811 words
4 minutes
Code Forces - 100551A
Solution
This is a template program for divide and conquer on a segment tree. The entire idea is that you build the time line into a segment tree and each edge exist for a certain time period on the tree. There are several details in implementation, please refer to the code.
Full Implementation
// Eating, bathing, having a girlfriend, having an active social life is incidental, it gets in the way of code time.
// Writing code is the primary force that drives our lives so anything that interrupts that is wasteful.
#include <bits/stdc++.h>
using namespace std;
/************************************/
inline int64_t read() { int64_t x = 0, f = 1; char ch = getchar(); while (ch<'0'|| ch>'9') { if(ch == '-') f = -1; ch = getchar(); } while (ch >= '0' && ch <= '9') { x = x * 10 + ch - '0'; ch = getchar();} return x * f; }
inline int read(char *s) { char ch = getchar(); int i = 1; while (ch == ' ' || ch == '\n') ch = getchar(); while (ch != ' ' && ch != '\n') s[i++] = ch, ch = getchar(); s[i] = '\0'; return i - 1; }
#define fileio(x) freopen((string(x) + ".in").c_str(), "r", stdin), freopen((string(x) + ".out").c_str(), "w", stdout)

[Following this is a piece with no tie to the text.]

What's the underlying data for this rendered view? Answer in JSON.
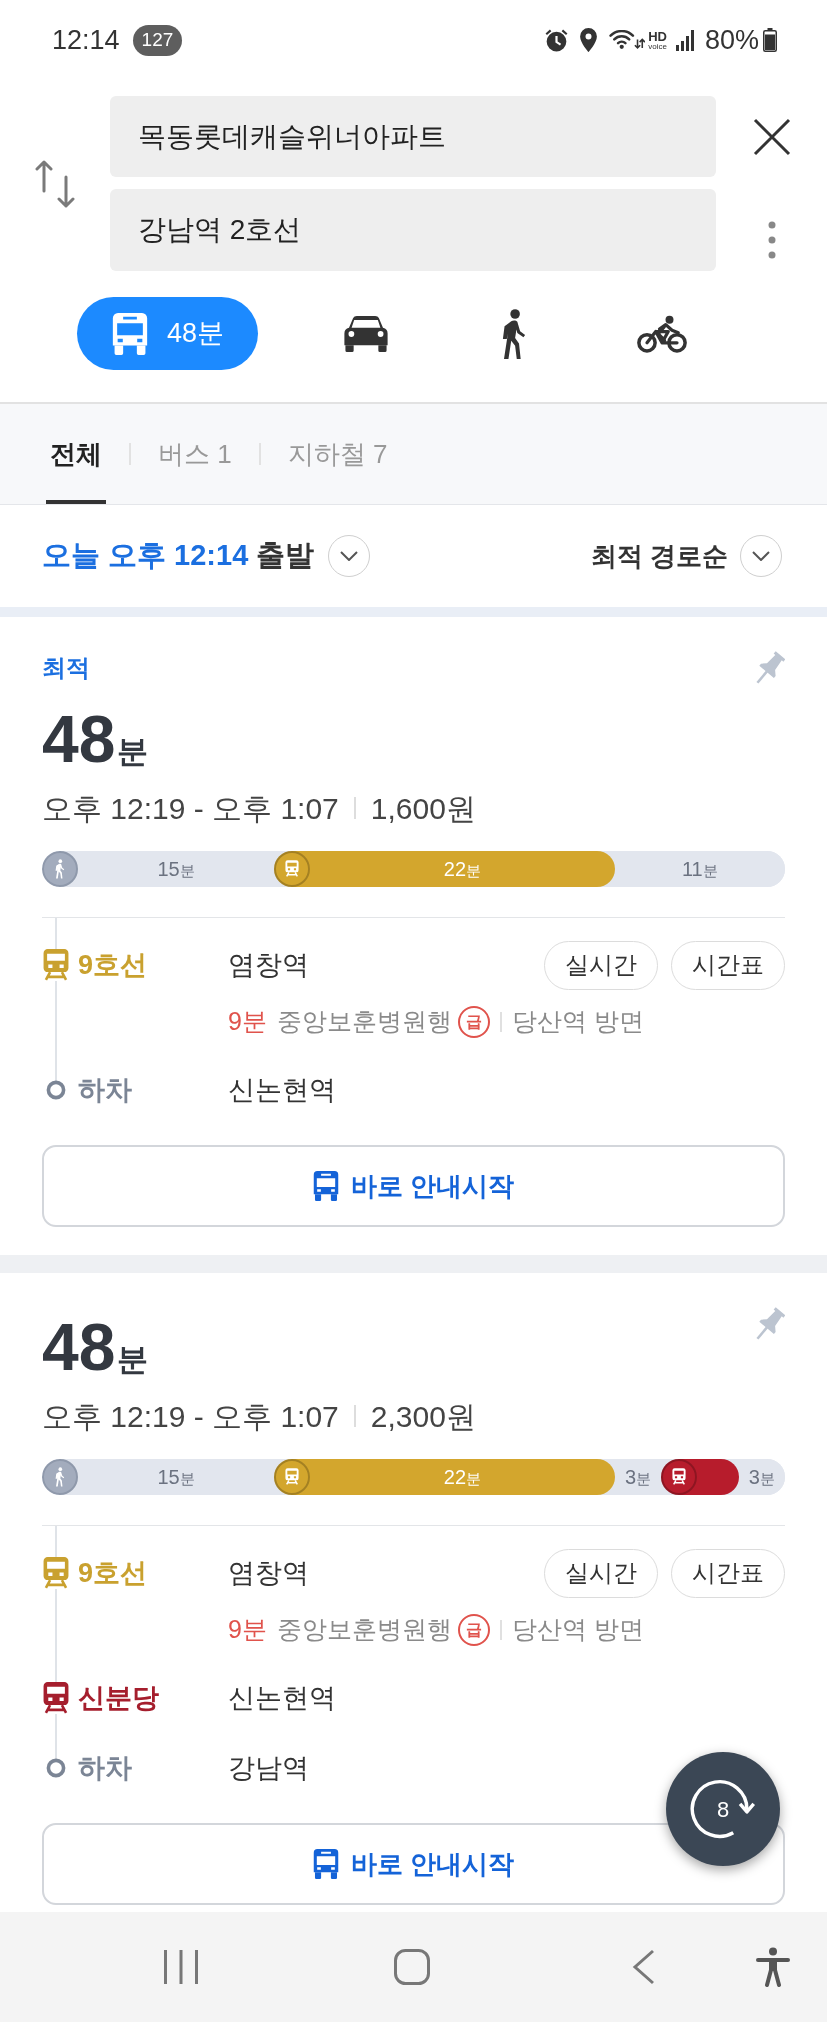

typedef int64_t ll; typedef pair<int, int> pii; typedef pair<ll, ll> pll; typedef long double ld;
ll mod = 1e9 + 7;
#define fi first
#define se second
ll fpow(ll a, ll b, ll md, ll cur = 1) { while (b) { { if (b % 2 == 1) cur *= a; } a *= a, b = b / 2, a %= md, cur %= md; } return cur % md; }
/************************************/
const int N = 3e5 + 5, inf = 0x3f3f3f3f;
int n, m, sum[N << 2];
struct node {
int f, u, v;
node(int _f = 0, int _u = 0, int _v = 0) { f = _f, u = _u, v = _v; }
} qry[N];
struct edg {
int u, v;
bool operator<(const edg &b) const { return u != b.u ? u < b.u : v < b.v; }
};
vector<edg> vec[N << 2];
map<edg, int> mp;
void maintain(int p) { sum[p] = sum[p << 1] + sum[p << 1 | 1]; }
void build(int p = 1, int l = 1, int r = m) {
if (l >= r) {
sum[p] = (qry[l].f == 2);
return;
}
int mid = (l + r) >> 1;
build(p << 1, l, mid), build(p << 1 | 1, mid + 1, r), maintain(p);
}
void upd(int L, int R, edg x, int p = 1, int l = 1, int r = m) {
if (l >= L && r <= R) {
vec[p].emplace_back(x);
return;
}
if (l > R || r < L)
return;
int mid = (l + r) >> 1;
upd(L, R, x, p << 1, l, mid), upd(L, R, x, p << 1 | 1, mid + 1, r);
}
int par[N << 1];
int siz[N << 1];
int sol = 0;
vector<pii> hsty;
inline void init() {
for (int i = 1; i <= n; i++) {
par[i] = i;
siz[i] = 1;
}
sol = n;
}
int find(int x) {
if (par[x] == x) return x;
return find(par[x]);
}
void merge(int a, int b) {
a = find(a);
b = find(b);
if (a != b) {
sol--;
if (siz[a] > siz[b]) {
swap(a, b);
}
siz[b] += siz[a];
par[a] = b;
hsty.push_back({a, b});
}
}
int snap() {
return hsty.size();
}
void rlb(int stp) {
while (hsty.size() > stp) {
int a = hsty.back().first;
int b = hsty.back().second;
sol++;
siz[b] -= siz[a];
par[a] = a;
hsty.pop_back();
}
}
void dvc(int p = 1, int l = 1, int r = m) {
if (!sum[p])
return;
int now = snap();
for (edg &x : vec[p])
merge(x.u, x.v);
if (l >= r) {
cout << sol << '\n';
rlb(now);
return;
}
int mid = (l + r) >> 1;
dvc(p << 1, l, mid), dvc(p << 1 | 1, mid + 1, r);
rlb(now);
return;
}
signed main() {
#ifndef LOCAL
fileio("connect");
#endif
ios::sync_with_stdio(0);
cin.tie(0), cout.tie(0);
cin >> n >> m;
init();
char op;
int u, v;
for (int i = 1; i <= m; i++) {
cin >> op;
if (op == '?') {
qry[i] = node(2, 0, 0);
} else {
cin >> u >> v;
if (u > v)
swap(u, v);
qry[i] = node(op != '+', u, v);
}
}
for (int i = 1; i <= m; i++) {
edg x = {qry[i].u, qry[i].v};
if (qry[i].f == 0)
mp[x] = i;
if (qry[i].f == 1) {
int l = mp[x], r = i - 1;
upd(l, r, x);
mp.erase(x);
}
}
for (auto &[a, b] : mp)
upd(b, m, a);
build();
dvc();
return 0;
}